IncepFormer: Efficient Inception Transformer with Pyramid Pooling for Semantic Segmentation
This work addresses the problem of efficient and accurate semantic segmentation for computer vision applications, presenting an incremental improvement over existing methods.
The authors tackled semantic segmentation by introducing IncepFormer, a Transformer-based architecture that integrates pyramid pooling and Inception-like modules to capture multi-scale features, achieving state-of-the-art accuracy with improved efficiency, such as 47.7% mIoU on ADE20K and 82.0% on Cityscapes.

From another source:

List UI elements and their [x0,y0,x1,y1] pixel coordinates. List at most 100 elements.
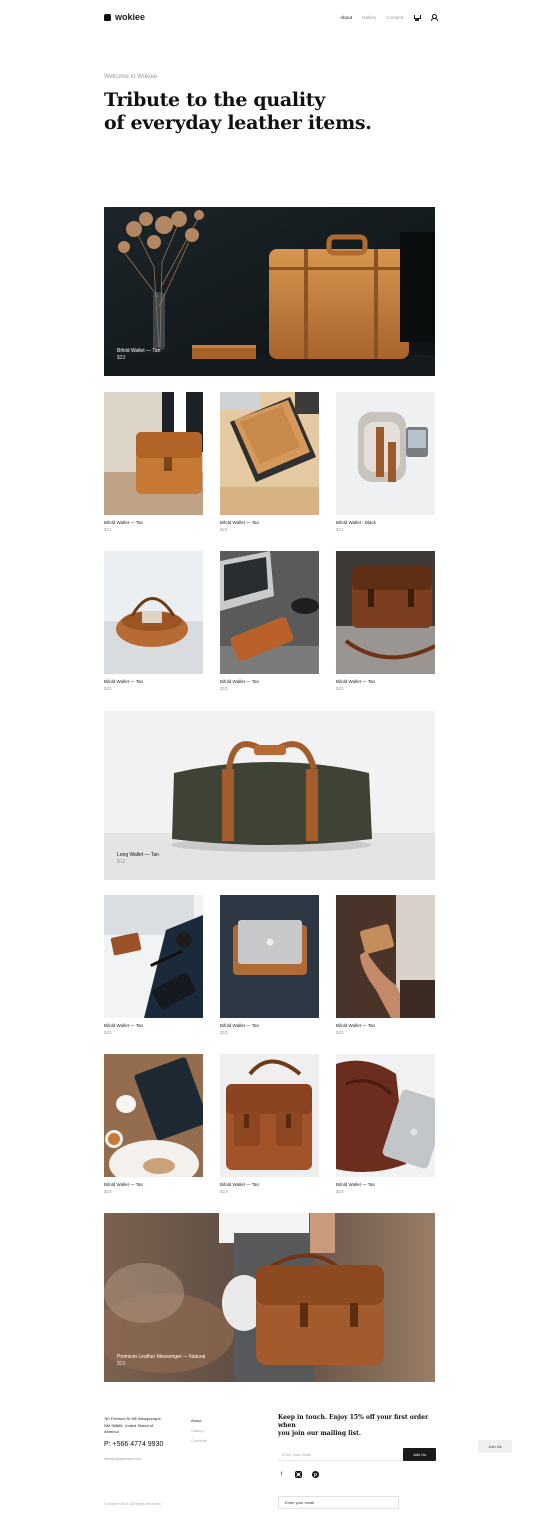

Semantic segmentation usually benefits from global contexts, fine localisation information, multi-scale features, etc. To advance Transformer-based segmenters with these aspects, we present a simple yet powerful semantic segmentation architecture, termed as IncepFormer. IncepFormer has two critical contributions as following. First, it introduces a novel pyramid structured Transformer encoder which harvests global context and fine localisation features simultaneously. These features are concatenated and fed into a convolution layer for final per-pixel prediction. Second, IncepFormer integrates an Inception-like architecture with depth-wise convolutions, and a light-weight feed-forward module in each self-attention layer, efficiently obtaining rich local multi-scale object features. Extensive experiments on five benchmarks show that our IncepFormer is superior to state-of-the-art methods in both accuracy and speed, e.g., 1) our IncepFormer-S achieves 47.7% mIoU on ADE20K which outperforms the existing best method by 1% while only costs half parameters and fewer FLOPs. 2) Our IncepFormer-B finally achieves 82.0% mIoU on Cityscapes dataset with 39.6M parameters. Code is available:github.com/shendu0321/IncepFormer.